Day 111 (Osaka) : Surprise visit

Yesterday was a typical extended Friday. I was doing the math during lunch, since old lady sensei teaches twice a week we lose two hours every week while she reads the kanji a bajillion times. I think that explains why the class below us, 1E, took the Chapter 16 test on Friday while my class was taking the Chapter 11 test the day before. Yep, five chapter tests apart. One of the girls in my class already spoke with our home room teacher about it and received the following answer. "Our class isn't going slow, the other class is just going fast. There's nothing we can do. 我慢して。"

The last part was "gaman shite" and no it doesn't read the way you think it does if your pronouncing the word naturally in English. My dictionary defines the word as, "tolerate, put up with, be patient," but the way I translate it in my head is much closer to "suck it up". Following the teachers advice we're only going to loser two hours a week until the next placement test in about six school weeks.

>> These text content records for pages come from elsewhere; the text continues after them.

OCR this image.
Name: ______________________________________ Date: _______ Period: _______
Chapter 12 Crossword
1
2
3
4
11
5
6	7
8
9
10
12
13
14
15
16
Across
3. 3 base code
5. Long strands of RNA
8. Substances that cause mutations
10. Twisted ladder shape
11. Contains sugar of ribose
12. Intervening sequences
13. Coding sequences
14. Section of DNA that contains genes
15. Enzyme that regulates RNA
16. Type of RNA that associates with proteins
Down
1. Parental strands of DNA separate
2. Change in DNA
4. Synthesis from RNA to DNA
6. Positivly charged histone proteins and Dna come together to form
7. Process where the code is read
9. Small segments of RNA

So what, twelve more hours of wasted time reading the kanji book. It occurs to me that Japanese schools do regularly include reading exercises where a class will read through a book consecutively, while translating or pointing out grammar usage in their respective passage. That kind of exercise would be pretty interesting, especially if we were reading something culturally significant.

I suppose that rant is long enough for this week. As the title suggests my class had a visitor, the cat from Mongolia that left after the short six month term. The funny thing is that he was one of the coolest people in my class. Because his wife was Japanese and he was the only Mongolian student he spoke 99% of the time in Japanese. Which explains both why I enjoyed his company and why his Japanese is still better than most of the other students despite the fact that he is no longer studying at the school. Now I just have to figure out if his Japanese is so much better than mine because of similarities between Japanese and Mongolian (no kidding, the teachers even pointed out how easy it is for Mongolian sumo wrestlers to pick it up because of how close the grammar is between the two), the frequency he speaks Japanese everyday, or having a Japanese wife. You know, necessity being the mother of all kinds of things.